A total of 445 people with type 2 diabetes who was diagnosed as DKD in the Department of Endocrinology of Beijing Pinggu Hospital between January 1st 2003 and December 31st 2013 were enrolled into the study and took the specific questionnaire (Additional file 1). In our study, DKD was defined as persistent albuminuria (≥30 mg/g or ≥ 20 μg/min) that was confirmed on at least two occasions 3–6 months apart without clinical or laboratory evidence of other kidney diseases. The electronic medical records were sources of demographic and clinical information. The participants were followed from inclusion until December 31st, 2015. As of that date, vital status was known for all individuals. Deaths were identified by participant contacts, the Social Security Death Index, or hospital reports, and then confirmed by death certificates. Attempts were made to obtain medical records surrounding the death, autopsy/coroner’s reports, and interview with next of kin regarding the circumstances surrounding the death, as appropriate. Cause of death was classified according to the WHO ICD-10 (www.who.int/classifications/icd/en/) into eight categories: circulatory disease I00-I99; respiratory diseases J00-J99, diabetes-related complications E10-E14, cancers C00-C97, infectious diseases A00-B99, end-stage renal diseases N17-N19, injuries V01-Y98 and others. Diabetes-related complications include diabetes with coma, ketoacidosis, renal complications, peripheral circulatory complications, multiple complications, or unspecified complications.

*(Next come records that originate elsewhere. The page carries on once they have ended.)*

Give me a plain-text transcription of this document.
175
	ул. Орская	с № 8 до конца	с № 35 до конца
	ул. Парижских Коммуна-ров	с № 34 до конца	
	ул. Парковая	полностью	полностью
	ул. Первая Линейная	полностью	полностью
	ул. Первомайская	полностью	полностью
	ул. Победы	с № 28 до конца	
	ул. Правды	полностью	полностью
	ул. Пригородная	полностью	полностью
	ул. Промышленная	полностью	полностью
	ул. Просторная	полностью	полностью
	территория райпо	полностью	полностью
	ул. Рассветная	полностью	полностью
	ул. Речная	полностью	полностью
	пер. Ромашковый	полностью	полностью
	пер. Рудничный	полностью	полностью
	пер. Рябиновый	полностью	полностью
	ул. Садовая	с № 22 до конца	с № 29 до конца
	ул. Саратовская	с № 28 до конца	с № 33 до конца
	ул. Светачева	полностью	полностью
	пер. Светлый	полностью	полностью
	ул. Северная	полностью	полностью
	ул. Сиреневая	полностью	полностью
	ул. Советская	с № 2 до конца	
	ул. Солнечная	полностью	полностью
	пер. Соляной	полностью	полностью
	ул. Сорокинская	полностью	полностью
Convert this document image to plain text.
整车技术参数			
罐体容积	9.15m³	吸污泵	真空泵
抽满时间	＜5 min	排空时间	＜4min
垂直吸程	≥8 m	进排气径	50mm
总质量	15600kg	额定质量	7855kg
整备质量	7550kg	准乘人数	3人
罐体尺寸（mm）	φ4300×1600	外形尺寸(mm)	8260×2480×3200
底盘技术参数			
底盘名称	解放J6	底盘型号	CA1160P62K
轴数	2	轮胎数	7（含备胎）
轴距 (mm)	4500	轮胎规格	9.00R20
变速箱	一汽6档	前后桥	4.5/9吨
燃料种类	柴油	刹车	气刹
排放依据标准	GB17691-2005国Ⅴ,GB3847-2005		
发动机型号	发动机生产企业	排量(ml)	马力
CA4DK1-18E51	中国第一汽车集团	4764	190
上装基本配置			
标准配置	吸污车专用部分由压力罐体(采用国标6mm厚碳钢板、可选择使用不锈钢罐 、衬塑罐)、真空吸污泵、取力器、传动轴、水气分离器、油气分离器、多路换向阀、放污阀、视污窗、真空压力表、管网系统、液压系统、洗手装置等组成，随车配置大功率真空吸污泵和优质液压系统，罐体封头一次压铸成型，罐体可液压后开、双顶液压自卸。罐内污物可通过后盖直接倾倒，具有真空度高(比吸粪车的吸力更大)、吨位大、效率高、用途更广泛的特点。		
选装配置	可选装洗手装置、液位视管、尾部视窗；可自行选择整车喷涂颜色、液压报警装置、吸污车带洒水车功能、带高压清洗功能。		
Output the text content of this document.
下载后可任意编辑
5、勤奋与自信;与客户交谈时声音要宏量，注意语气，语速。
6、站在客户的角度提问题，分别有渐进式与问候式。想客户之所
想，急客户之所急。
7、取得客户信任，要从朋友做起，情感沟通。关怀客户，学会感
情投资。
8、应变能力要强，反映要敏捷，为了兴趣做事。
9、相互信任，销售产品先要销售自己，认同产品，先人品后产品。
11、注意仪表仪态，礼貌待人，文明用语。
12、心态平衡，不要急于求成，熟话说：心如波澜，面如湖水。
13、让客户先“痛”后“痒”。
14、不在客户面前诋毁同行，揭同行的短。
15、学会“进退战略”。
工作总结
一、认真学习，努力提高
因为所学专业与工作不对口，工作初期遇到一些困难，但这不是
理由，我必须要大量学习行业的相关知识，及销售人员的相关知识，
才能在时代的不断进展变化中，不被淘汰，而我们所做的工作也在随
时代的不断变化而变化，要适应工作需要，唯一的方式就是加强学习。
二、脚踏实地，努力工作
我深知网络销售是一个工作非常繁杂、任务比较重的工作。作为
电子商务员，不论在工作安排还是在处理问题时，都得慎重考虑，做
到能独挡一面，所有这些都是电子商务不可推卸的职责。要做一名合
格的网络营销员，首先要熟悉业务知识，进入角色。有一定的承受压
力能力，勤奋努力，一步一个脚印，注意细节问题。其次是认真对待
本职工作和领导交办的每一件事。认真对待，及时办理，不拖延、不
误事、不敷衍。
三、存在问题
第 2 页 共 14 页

Other clinical and demographic measures

The clinical status was evaluated when participants were admitted. Detailed anthropometric measurements were collected by trained nurses, adhering to standardized techniques. Height was measured using a stadiometer, and weight was measured using an electronic scale. The body mass index (BMI) was calculated as weight in kilogram divided by the square of the height in meters. Blood pressure was measured twice with a mercury sphygmomanometer, in the sitting position, and was rounded to the nearest 2 mmHg. The average readings were recorded.

Venous blood samples were taken by nurses after an overnight fast for 8-10 h. Fasting levels of serum creatine, total cholesterol, triglycerides, high-density lipoprotein cholesterol (HDL), and low-density lipoprotein cholesterol (LDL) were measured using an autoanalyzer (Beckman Coulter chemistry analyzer AU5800 series, Miami, FL).

HbA1c concentration was measured by high-pressure liquid chromatography (D-10 Hemoglobin Testing System, Bio-Rad Laboratories, Inc., Schiltigheim, France), and the assay was aligned with the Diabetes Control and Complications Trial. The intra-assay coefficient of variation (CV) for HbA1c was 0.78 and 0.46%, and the inter-assay CVs for HbA1c were 0.52 and 0.53% at mean values of 5.70 and 9.40%, respectively.

Peripheral vascular disease was screened using ultrasonography of lower extremity artery (GE Medical Systems Ultrasound, LOGIQE9, GE Healthcare, Germany). Diabetic retinopathy was screened using non-mydriatic retinal camera (TRC-NW300, TOPCON, Japan) or digital fundus camera (Visucam 224, ZEISS, Germany).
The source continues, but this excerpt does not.